My relationship with the people I come across on any given day is decided by their numbers. When they are individuals or small groups I feel responsible for them and try to protect them. When they are a mob, I feel responsible for my family and try to protect myself from them.
I am a policeman. Not one of your obese, maskeen police wallahs but a university graduate, police academy trained, one star assistant sub inspector. I like working from the office and with individuals and the local community; and crowd control is all I’ve been assigned in the past couple of years. Islamabad is not a big and crowded metro. Public gatherings here are few and far between, and tend to be of more manageable size and temperament than anywhere else in Pakistan. But the violent ones can get very messy. During and since Lal Masjid, the Islamabad Capital Territory Police has been attacked and overrun by seminary students, lawyers, goons of a local MNA, Namoos-e-Risalat mobs … and on a frequent basis, terrorist groups.
My mother and wife agree on only one thing, that I should not take my job too seriously to risk my life. That no medal is worth dying for and no insult is too hurtful if it saves your life. In my brief career, I have never been seriously under threat – as a law enforcer, as an individual citizen, as a Sunni Muslim, or as a Potohari – though, I have had colleagues and work buddies blown into bits that had to be gathered from the ground and plucked from trees and car shells. I have had colleagues kidnapped, tortured, and executed. I don’t really see them as heroes; quite the opposite. For the most part, they were unfortunate to be at the wrong place at the wrong time, and in some cases, for the wrong reason. They make up one statistic that I do not wish to become part of.
For an average-sized demonstration – one in which all the participants and their placards fit into the camera frame – I get to lead a team of six to 10 constables. The protesters are always well to do professionals – lawyers, doctors, journalists, but mostly the civil society which is what the NGO types call themselves. They all feel aggrieved, blame each other, the government and police, and sometimes resort to violence to protest against violence. I don’t judge anyone. I don’t support an ideology and I don’t oppose an ideology. I am not even interested enough to have an opinion of the issue that gets people out in the protest. My job is to ensure that the assembly stays out of trouble and ends peacefully, and that my team finishes its shift without hurting and getting hurt.

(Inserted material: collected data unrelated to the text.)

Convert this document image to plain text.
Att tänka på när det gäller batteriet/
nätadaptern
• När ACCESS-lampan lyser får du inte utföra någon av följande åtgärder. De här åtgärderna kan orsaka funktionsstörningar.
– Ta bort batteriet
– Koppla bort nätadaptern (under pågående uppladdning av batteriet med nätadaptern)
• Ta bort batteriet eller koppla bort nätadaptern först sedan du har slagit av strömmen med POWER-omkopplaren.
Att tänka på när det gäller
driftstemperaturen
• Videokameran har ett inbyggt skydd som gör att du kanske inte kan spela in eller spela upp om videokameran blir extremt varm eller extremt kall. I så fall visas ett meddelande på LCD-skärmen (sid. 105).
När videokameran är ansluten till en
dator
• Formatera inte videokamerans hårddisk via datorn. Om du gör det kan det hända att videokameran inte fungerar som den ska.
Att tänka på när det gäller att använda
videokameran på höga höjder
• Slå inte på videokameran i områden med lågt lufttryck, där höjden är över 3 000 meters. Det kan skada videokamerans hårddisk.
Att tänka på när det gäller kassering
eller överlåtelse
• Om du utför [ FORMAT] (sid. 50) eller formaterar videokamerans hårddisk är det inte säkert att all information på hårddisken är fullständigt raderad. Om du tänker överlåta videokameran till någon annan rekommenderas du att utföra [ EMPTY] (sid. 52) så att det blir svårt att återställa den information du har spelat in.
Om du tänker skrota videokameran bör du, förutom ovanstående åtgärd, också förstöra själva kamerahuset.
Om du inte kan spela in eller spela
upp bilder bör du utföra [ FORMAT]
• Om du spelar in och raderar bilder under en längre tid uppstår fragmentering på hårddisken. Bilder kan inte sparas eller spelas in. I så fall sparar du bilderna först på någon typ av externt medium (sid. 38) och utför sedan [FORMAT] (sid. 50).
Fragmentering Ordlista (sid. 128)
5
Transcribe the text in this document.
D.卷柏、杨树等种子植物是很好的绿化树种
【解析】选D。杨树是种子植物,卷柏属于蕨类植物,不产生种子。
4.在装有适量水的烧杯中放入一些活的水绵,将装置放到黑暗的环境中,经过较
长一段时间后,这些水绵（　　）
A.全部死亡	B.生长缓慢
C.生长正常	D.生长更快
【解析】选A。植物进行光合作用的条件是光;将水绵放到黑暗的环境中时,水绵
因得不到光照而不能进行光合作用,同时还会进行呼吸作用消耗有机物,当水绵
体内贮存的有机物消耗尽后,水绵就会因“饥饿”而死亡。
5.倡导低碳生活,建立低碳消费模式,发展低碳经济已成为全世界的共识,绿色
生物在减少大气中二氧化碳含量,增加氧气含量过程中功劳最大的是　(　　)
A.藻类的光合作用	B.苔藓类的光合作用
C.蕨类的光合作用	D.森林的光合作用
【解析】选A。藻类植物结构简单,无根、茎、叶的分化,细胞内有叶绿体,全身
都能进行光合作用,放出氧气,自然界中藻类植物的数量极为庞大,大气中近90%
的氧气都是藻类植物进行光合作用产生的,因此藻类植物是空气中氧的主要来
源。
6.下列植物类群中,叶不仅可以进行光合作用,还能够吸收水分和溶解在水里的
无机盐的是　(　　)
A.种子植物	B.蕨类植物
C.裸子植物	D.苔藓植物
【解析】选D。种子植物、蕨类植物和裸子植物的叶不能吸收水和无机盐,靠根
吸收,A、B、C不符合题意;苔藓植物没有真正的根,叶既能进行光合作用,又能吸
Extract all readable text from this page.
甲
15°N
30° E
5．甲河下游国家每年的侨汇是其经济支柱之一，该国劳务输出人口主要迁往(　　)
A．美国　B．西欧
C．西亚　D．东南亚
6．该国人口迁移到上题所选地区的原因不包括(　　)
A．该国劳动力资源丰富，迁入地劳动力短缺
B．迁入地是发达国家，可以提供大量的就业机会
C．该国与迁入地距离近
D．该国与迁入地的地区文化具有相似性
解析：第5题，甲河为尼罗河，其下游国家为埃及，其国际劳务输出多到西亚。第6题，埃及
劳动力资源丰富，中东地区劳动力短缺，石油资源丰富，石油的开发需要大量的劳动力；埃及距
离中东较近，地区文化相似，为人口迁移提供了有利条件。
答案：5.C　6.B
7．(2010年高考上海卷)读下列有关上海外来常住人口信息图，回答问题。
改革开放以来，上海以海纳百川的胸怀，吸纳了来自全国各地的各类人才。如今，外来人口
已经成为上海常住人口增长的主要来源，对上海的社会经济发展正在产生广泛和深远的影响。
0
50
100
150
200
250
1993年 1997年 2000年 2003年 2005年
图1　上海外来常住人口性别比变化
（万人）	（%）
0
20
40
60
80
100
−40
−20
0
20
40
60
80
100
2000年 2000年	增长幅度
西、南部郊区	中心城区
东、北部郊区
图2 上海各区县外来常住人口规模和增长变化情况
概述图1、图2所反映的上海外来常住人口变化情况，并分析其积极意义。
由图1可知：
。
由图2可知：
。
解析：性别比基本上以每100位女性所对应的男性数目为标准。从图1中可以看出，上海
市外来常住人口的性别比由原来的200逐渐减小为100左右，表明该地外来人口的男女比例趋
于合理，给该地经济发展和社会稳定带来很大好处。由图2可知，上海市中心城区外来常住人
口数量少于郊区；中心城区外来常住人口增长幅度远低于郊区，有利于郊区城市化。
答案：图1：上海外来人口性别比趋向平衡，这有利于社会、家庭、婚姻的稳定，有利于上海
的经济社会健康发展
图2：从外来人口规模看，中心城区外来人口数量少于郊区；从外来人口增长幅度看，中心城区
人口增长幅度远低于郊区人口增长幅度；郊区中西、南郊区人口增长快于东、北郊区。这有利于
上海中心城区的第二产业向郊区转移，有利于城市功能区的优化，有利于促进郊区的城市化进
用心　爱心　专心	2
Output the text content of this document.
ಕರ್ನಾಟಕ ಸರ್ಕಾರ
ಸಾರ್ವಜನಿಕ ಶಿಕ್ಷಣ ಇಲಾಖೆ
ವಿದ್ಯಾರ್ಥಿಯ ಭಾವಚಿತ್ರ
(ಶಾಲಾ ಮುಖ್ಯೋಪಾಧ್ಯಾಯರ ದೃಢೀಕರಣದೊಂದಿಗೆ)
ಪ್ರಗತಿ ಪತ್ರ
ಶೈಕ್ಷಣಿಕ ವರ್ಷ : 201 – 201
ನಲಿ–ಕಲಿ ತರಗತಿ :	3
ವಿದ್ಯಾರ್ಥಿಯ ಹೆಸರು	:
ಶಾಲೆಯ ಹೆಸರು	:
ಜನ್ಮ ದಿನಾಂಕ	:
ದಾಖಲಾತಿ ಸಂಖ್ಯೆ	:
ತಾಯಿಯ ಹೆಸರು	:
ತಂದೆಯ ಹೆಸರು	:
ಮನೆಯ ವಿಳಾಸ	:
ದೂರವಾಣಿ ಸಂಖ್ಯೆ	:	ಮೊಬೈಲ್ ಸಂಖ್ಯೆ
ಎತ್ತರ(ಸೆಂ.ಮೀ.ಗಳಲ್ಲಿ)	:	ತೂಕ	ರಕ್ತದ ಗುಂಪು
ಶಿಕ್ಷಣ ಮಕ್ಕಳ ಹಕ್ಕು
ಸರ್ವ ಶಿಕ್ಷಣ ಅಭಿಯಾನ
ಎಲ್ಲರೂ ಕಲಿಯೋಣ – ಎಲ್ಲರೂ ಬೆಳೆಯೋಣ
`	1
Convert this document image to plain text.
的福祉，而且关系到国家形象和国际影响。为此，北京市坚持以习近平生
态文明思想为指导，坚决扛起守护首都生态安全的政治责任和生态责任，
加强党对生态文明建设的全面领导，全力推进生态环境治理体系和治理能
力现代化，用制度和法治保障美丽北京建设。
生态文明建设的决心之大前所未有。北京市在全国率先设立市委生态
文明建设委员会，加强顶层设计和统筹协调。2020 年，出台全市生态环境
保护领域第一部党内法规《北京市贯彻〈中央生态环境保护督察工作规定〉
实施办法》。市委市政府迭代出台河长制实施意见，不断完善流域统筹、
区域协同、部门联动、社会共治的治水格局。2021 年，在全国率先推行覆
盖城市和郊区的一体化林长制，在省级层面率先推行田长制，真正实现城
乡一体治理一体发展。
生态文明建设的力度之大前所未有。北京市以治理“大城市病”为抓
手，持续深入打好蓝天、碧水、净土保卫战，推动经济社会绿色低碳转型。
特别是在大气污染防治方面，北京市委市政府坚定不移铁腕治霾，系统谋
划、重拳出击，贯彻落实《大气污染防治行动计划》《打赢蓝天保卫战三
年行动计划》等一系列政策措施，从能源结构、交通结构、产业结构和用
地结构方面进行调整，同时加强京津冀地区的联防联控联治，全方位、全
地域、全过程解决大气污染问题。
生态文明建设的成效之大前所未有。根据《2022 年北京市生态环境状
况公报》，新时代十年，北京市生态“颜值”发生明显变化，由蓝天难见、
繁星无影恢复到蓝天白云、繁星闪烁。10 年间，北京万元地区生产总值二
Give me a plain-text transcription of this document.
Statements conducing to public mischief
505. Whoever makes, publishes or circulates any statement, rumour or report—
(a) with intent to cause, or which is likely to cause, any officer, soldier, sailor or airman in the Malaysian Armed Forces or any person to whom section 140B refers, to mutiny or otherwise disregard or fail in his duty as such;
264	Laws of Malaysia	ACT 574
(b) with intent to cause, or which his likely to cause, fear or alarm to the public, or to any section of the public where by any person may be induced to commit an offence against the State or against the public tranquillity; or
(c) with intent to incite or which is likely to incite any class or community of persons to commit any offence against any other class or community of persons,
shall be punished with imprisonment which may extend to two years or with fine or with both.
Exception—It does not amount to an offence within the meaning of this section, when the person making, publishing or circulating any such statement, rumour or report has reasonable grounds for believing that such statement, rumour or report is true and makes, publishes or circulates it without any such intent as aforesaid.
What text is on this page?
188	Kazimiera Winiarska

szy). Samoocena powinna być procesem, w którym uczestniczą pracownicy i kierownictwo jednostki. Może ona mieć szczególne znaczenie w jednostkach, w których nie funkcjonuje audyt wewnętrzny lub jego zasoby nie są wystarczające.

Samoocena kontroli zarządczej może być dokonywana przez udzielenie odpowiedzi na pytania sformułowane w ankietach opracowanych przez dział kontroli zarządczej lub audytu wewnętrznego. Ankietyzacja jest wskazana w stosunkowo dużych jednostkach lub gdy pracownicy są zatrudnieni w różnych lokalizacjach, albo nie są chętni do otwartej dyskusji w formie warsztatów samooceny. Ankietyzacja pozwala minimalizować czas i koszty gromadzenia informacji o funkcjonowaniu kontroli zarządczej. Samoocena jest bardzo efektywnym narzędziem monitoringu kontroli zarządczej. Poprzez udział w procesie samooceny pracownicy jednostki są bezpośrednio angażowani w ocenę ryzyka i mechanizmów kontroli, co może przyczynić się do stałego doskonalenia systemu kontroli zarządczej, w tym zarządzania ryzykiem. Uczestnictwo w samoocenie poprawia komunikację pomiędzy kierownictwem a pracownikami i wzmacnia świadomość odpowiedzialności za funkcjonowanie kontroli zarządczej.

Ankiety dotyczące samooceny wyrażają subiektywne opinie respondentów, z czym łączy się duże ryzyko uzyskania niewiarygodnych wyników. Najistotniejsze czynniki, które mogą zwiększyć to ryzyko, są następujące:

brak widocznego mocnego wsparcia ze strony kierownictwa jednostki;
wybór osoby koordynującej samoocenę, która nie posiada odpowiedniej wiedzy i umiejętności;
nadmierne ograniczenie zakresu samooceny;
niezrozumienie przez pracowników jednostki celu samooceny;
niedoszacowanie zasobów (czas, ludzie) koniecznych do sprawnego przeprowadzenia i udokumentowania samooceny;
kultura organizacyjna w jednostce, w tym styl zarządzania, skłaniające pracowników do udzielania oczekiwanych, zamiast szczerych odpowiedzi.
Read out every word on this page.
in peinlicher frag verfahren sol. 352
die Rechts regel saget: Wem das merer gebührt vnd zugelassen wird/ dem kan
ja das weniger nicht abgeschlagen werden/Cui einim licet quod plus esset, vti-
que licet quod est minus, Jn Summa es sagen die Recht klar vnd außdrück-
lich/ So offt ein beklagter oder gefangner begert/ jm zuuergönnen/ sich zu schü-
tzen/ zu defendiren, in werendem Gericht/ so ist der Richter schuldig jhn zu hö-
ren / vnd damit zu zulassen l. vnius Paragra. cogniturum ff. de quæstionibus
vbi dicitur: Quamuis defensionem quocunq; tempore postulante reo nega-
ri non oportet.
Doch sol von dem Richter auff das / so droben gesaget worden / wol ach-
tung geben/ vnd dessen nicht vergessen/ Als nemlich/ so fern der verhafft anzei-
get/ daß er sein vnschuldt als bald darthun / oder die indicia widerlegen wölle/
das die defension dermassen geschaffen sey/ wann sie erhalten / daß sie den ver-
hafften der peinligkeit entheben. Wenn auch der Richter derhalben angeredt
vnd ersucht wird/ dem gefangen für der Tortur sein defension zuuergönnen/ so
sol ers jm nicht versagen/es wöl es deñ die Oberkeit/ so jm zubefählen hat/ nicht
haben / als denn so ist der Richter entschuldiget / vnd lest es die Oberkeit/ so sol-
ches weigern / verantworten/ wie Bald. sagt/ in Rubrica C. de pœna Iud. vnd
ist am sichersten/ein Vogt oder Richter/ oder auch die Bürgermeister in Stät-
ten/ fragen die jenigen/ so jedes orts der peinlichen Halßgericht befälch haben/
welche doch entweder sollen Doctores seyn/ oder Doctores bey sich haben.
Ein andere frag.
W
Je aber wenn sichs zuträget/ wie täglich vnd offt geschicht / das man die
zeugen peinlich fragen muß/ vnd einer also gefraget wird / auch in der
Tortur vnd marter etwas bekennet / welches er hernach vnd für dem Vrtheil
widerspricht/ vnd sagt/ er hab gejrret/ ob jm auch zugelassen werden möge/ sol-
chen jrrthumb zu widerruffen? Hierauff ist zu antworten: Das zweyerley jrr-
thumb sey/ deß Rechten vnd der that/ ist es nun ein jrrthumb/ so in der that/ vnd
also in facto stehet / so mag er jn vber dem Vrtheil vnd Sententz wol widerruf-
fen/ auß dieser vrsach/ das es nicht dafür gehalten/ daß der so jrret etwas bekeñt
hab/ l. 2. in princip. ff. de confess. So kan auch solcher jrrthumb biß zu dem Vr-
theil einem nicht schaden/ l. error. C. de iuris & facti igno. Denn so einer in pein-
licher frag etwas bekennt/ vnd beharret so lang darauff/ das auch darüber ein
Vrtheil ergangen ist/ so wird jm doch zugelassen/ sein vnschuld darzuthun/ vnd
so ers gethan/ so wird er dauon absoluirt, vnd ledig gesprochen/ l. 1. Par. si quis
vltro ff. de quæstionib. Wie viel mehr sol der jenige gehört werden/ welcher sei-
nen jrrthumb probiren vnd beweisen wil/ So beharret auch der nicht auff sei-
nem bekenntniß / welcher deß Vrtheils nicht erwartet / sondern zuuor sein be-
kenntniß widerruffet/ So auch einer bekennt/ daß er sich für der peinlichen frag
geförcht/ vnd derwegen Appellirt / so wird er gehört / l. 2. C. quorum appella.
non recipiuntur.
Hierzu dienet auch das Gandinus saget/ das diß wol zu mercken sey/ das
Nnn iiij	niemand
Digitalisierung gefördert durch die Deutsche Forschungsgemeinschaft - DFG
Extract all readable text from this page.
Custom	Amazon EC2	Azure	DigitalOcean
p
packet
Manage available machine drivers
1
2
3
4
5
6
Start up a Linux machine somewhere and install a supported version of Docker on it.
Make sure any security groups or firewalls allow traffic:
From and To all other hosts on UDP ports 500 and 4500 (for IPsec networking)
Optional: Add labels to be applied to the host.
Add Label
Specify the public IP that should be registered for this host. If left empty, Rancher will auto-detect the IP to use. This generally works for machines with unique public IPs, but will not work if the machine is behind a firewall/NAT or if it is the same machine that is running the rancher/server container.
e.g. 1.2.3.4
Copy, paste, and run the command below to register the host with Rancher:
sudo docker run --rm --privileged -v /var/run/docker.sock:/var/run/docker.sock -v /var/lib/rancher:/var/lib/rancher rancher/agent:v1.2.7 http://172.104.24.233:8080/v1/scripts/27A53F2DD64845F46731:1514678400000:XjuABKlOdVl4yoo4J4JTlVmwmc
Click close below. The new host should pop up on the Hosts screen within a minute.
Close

This assignment seemed fairly routine which is why I was caught unawares at the end of it. A couple of hundred people were gathered outside a Super Market last Sunday evening to protest against the killing of Hazaras in Quetta. They’d been there all through the previous afternoon and night. There were the usual faces – the so-called civil society (does that imply the rest of the society is uncivil?) that included a number of non-Muslims – but many were strangers to the city’s protest culture. They were Hazaras. I have never seen them becoming part of any demonstration. I could, however, understand why they’d come out – men, women and children – this time. Their dead were urging them to.
Hazaras are being killed like birds in a cage. They cannot run, they cannot hide, they cannot defend themselves. I saw a poster of one of the victims of the Quetta tragedy and remembered this young man Irfan Khudi as a regular participant of civil society demonstrations. I looked at a Hazara child and wondered if he will live to be a man and die a natural death in old age. Or will he become another talkative dead body like the 86 who were speaking non-stop for the past three days, from their coffins placed on Alamdar Road in Quetta? Why are they talking and why won’t they let their families bury them? Why was I thinking? I am only required to watch, anticipate, and act, I reminded myself.
But there was nothing to do. Except for a brief encounter with students from a nearby madrassah yesterday, who took offence at anti Lashker-e-Jhangvi slogans, the marathon event had been largely uneventful and sober. Protesters were sitting on neatly laid rows of darris, listening to speeches from anyone who wished to say something. Occasionally, a speaker from Quetta or an overseas gathering would be heard through phone line. Apparently, similar protests were being held everywhere Pakistanis live. There weren’t many Hazaras among the speakers though. They sat motionless, or served the protesters food and tea with a hospitable smile, and spoke shyly and politely; too politely for a people being hounded relentlessly and murdered systematically. It must be the reticence and compulsive politeness of the whole community that was infuriating the dead. Their decomposing bodies were yelling for the living Hazaras to speak up for their right to live. The effort pushed the remaining blood in their bodies to spill out of their pores, and the family mourners had to change their white cotton shrouds every few hours.